Among the things the project discovered is a profound lack of broad, communal support for LGBT youth and their families in communities of color. Green's Bayview neighborhood is located in southeastern San Francisco and is nearly 60 percent African American. "Gay and lesbian people are not thought to be in this neighborhood," said Green. "They are all supposed to be in the Castro."
This idea reflects a number of important points. The first is that especially in urban neighborhoods where there are large percentages of people of color, there are often few community resources available to LGBT young people. And that makes family support all the more crucial.
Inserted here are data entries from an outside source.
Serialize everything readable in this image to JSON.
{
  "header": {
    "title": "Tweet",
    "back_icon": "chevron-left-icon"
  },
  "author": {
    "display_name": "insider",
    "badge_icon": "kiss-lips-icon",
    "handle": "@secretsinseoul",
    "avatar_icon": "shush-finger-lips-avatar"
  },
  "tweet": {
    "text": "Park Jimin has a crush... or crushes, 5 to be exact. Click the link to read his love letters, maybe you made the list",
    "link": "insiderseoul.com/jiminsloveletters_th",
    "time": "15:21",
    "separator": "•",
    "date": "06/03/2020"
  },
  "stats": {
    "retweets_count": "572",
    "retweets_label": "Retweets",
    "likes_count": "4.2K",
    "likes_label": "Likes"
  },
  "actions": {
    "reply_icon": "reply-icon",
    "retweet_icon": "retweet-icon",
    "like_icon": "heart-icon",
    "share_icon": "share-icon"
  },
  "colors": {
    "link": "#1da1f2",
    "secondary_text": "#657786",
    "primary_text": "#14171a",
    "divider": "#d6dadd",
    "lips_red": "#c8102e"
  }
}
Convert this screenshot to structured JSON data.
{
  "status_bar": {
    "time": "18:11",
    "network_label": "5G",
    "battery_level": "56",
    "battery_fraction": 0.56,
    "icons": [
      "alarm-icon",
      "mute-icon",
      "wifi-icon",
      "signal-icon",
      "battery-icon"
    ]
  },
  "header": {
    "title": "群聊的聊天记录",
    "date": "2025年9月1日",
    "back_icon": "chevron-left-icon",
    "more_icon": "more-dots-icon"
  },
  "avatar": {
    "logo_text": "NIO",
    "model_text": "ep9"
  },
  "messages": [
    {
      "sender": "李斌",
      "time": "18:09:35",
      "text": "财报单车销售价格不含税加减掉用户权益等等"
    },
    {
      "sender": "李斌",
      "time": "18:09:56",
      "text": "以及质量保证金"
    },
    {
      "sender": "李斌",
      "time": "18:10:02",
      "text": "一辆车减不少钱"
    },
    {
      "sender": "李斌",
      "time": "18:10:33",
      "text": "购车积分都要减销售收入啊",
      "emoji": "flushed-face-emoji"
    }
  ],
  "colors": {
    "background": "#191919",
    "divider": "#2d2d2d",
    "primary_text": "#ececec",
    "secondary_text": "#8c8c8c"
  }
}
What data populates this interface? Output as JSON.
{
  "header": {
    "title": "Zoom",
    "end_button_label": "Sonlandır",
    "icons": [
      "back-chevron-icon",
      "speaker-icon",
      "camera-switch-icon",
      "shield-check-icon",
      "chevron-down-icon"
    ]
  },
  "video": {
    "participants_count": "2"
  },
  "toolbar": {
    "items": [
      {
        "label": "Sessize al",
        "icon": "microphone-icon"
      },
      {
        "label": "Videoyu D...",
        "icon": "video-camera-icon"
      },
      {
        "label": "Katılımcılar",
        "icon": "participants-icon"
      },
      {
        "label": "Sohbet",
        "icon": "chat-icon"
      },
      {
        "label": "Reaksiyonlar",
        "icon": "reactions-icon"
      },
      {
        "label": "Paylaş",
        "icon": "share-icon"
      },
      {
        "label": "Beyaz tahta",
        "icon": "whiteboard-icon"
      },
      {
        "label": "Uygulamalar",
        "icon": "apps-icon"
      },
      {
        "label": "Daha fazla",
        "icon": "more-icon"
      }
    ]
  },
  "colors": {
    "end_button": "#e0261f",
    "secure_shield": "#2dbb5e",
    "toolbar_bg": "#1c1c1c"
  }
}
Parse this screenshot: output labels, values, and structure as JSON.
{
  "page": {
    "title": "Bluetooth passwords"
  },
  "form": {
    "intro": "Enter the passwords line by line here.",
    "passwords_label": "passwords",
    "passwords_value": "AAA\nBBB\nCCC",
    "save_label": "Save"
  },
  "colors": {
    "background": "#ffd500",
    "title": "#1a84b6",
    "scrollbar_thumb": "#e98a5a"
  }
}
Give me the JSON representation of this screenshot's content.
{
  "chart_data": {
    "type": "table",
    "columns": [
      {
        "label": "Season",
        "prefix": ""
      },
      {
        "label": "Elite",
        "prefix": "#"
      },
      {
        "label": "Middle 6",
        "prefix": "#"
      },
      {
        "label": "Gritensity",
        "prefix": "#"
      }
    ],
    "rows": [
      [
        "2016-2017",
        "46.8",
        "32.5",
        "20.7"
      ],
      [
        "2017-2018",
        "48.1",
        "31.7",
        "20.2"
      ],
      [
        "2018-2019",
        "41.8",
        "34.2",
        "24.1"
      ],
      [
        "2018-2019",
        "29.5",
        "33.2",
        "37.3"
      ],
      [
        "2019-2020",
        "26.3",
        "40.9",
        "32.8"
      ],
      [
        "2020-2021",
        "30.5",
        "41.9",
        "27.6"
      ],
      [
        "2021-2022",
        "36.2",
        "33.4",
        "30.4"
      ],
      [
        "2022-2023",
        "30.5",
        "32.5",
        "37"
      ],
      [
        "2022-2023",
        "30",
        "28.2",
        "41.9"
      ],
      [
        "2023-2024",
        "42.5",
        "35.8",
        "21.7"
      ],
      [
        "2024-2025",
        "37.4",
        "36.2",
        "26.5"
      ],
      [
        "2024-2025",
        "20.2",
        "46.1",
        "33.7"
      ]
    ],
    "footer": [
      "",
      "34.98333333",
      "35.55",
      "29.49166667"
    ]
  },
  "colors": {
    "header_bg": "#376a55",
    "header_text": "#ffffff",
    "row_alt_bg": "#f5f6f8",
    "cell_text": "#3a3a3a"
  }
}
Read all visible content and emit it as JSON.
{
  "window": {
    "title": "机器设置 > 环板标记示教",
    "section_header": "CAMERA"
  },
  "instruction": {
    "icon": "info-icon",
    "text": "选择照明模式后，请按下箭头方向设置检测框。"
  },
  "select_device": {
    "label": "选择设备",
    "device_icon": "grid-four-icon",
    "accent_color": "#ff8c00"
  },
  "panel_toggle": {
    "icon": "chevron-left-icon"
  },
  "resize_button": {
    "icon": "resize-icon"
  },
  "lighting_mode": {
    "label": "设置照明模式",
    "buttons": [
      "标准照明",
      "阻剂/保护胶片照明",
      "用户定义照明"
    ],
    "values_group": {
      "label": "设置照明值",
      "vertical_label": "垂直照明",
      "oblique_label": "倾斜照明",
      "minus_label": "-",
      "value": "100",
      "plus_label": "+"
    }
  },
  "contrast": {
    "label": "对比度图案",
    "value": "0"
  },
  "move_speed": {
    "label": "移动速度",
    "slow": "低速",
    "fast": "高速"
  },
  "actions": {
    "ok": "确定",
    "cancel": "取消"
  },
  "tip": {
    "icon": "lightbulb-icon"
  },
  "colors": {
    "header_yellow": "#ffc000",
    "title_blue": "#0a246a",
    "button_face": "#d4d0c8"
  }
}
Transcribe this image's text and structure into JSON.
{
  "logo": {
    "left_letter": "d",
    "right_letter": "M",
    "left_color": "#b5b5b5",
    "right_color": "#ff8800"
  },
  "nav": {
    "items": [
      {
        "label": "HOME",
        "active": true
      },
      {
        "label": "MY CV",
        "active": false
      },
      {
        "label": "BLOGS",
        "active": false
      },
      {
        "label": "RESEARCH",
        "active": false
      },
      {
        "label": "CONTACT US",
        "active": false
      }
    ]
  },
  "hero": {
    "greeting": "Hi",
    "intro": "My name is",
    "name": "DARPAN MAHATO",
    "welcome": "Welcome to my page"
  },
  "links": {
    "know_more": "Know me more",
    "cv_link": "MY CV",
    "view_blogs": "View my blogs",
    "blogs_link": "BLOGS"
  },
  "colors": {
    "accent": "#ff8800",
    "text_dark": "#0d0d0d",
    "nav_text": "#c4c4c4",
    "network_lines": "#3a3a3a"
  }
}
However, it also makes things more difficult for even parents and families who want to be supportive, because there are so few resources to help them figure out how to do so. Parents may love their children regardless of sexual and gender identity, but be unaware of how their actions are affecting their kids. Green and her daughter Rosetta offer an ideal example. Green wasn't aware that her early reluctance to embrace Rosetta's sexuality put her daughter at a nine times greater risk of committing suicide, and that actively accepting sexual orientation significantly decreases that risk. Given this year's rash of LGBT youth suicides, this statistic couldn't be more compelling.
"I can't understand why my religion makes being gay the worst sin on Earth," Green says now. "We are all God's children. If you don't have accepting words for your child, you will make them feel inadequate."
The Family Acceptance Project realizes these stakes and is working with families across geographic regions to, in Caitlin Ryan's words, dispel the "big myth that LGBT youth of color can't be supported."
As Green bluntly sums up, "We have got to accept our children no matter what."